When I took on the same passion for rearing orchids, I had the benefit of books, and of course the Internet. One particular orchid that I enjoy taking care of is the Vanda.
Types of Vanda
There are 3 basic varieties of Vandas. First is the strap-leaved, there is the teretes and there’s a cross between the two. The main difference is in the shape of the leaves so pay attention to the plant’s leaves. The strap-leaved variant has flat, broad leaves. On the other hand, teretes type has round leaves. They can be described as pencil-like. The semi-teretes or the cross between the first two varieties obviously has leaves that are in between the two.
Apart from the leaf shape, it is important to note that different varieties have different levels of tolerance for sun and shade. Strap-leave as well as the semi-teretes varieties needs some shade. On the other hand, teretes can thrive without the shade. This is why some breeders use nets to provide shade and cover to some species of Vandas.
Being a tropical plant, this orchid need warm temperatures. It is essential to keep them in areas not lower than 55F. Of course they can survive at lower temperature for short periods, it is still recommended to keep the temperature constant to avoid stressing the plant. Yes, they do get stressed and can make them weak.
The optimum temperature for these plants is between 60-70F. At night, measures must be done to keep it as close to the optimum level. During the day, the warm climate makes them grow faster and stronger.
Water and humidity requirements
Although Vanda thrives in warm climates, it is by no means a reason not to give them water. In fact, they require watering. But keep in mind that they grow best when their roots are kept relatively dry.
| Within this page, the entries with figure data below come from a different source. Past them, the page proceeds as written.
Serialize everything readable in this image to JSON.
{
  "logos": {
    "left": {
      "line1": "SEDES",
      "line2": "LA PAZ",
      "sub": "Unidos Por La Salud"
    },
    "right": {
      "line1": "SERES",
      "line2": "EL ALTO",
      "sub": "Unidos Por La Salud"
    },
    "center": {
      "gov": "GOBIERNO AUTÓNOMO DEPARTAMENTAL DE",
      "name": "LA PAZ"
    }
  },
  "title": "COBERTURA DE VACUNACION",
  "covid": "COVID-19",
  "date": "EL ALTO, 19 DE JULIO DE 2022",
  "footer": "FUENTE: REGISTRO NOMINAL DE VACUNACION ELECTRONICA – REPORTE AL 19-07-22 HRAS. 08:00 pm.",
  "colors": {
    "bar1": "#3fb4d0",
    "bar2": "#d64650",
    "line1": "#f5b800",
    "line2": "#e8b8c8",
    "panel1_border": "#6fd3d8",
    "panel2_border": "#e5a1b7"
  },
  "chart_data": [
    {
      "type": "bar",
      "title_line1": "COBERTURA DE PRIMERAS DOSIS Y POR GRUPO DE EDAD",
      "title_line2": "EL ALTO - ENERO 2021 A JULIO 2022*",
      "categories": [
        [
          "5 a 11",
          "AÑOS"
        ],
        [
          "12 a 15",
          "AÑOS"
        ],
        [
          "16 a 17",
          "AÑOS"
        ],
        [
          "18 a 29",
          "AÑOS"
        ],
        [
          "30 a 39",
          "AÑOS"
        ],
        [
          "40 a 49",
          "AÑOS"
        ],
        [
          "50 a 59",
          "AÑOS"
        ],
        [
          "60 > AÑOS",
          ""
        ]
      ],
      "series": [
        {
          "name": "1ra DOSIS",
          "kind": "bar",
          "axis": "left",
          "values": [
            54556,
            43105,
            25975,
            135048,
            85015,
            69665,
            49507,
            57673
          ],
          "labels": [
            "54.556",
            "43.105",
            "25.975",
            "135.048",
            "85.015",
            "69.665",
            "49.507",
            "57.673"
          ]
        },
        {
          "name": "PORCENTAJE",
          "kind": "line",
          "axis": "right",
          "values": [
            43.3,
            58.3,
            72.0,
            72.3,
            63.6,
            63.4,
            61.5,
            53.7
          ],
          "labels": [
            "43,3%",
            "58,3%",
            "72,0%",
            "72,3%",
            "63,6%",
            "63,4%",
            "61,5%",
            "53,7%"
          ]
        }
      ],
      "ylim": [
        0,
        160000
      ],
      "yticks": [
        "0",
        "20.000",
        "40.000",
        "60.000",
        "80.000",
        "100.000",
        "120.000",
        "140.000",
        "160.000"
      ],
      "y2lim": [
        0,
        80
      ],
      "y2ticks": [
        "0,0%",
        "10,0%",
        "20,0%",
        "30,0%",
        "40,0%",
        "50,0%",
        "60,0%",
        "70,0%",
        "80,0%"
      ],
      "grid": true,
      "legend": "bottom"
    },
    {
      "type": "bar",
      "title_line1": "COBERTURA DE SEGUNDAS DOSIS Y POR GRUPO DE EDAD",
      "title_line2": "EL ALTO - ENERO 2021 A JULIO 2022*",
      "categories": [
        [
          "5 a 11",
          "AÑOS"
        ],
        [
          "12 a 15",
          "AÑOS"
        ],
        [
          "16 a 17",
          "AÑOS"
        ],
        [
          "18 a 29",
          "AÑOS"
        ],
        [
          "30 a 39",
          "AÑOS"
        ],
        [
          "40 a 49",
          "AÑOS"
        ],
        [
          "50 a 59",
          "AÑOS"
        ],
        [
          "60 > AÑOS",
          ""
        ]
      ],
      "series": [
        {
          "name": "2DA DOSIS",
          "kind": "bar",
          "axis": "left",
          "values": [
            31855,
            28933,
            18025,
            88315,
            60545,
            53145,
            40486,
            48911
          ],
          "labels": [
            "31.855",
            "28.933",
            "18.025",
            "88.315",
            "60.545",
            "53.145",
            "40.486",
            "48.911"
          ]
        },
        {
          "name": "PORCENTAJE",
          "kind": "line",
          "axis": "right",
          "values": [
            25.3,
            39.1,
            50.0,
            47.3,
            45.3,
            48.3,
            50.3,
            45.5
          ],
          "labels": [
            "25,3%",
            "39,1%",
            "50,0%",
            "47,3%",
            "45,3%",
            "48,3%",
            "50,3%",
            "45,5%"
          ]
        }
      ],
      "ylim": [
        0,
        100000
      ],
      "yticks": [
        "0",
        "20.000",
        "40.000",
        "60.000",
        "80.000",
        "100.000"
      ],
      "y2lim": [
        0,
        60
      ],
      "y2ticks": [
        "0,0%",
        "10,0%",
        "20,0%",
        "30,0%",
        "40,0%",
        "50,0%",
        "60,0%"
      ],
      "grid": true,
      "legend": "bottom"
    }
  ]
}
Soaking them in water can result to rotting and eventually diseases and you may even kill the plant. For warmer climates, daily watering is done.
As for humidity, try to provide a humidity of 80% to keep your plants healthy. In some cases, you might want to use a humidity tray. I usually use a shallow pan and put water in it. Another way to achieve the desired humidity is to put the plant pot on top of a container with pebbles and put some water. Just make sure the roots don’t get drenched. The evaporation of the water will help keep the humidity in check.
Every plant has its nutritional requirement. For this orchid, it is quite easy. It needs a balanced NPK formulation. In layman’s terms, they need equal amounts of Nitrogen, Phosphorus and Potassium. The ideal formulation is 20:20:20. So check your fertilizer for these marking before you give it to this orchid. When the orchid is in bloom (or when there are buds present); you can use fertilizers with higher phosphorus content. This can help promote better blooms.
There are times when I mix the fertilizer in water and use it to spray the plant every now and then. But make sure you flush fertilizer deposit build ups at least every month. Buildup of fertilizers on leaves, roots, stems and even on the flower can damage your plant.
The Vanda orchids offer a spectacular show of flowers when in bloom. They are low maintenance and can be raised indoors or outdoors. Just remember their basic temperature, sunlight and humidity needs and you’re all set. Of course feeding them with the right nutrients will also help. When you give them ample attention, they will reward you in return.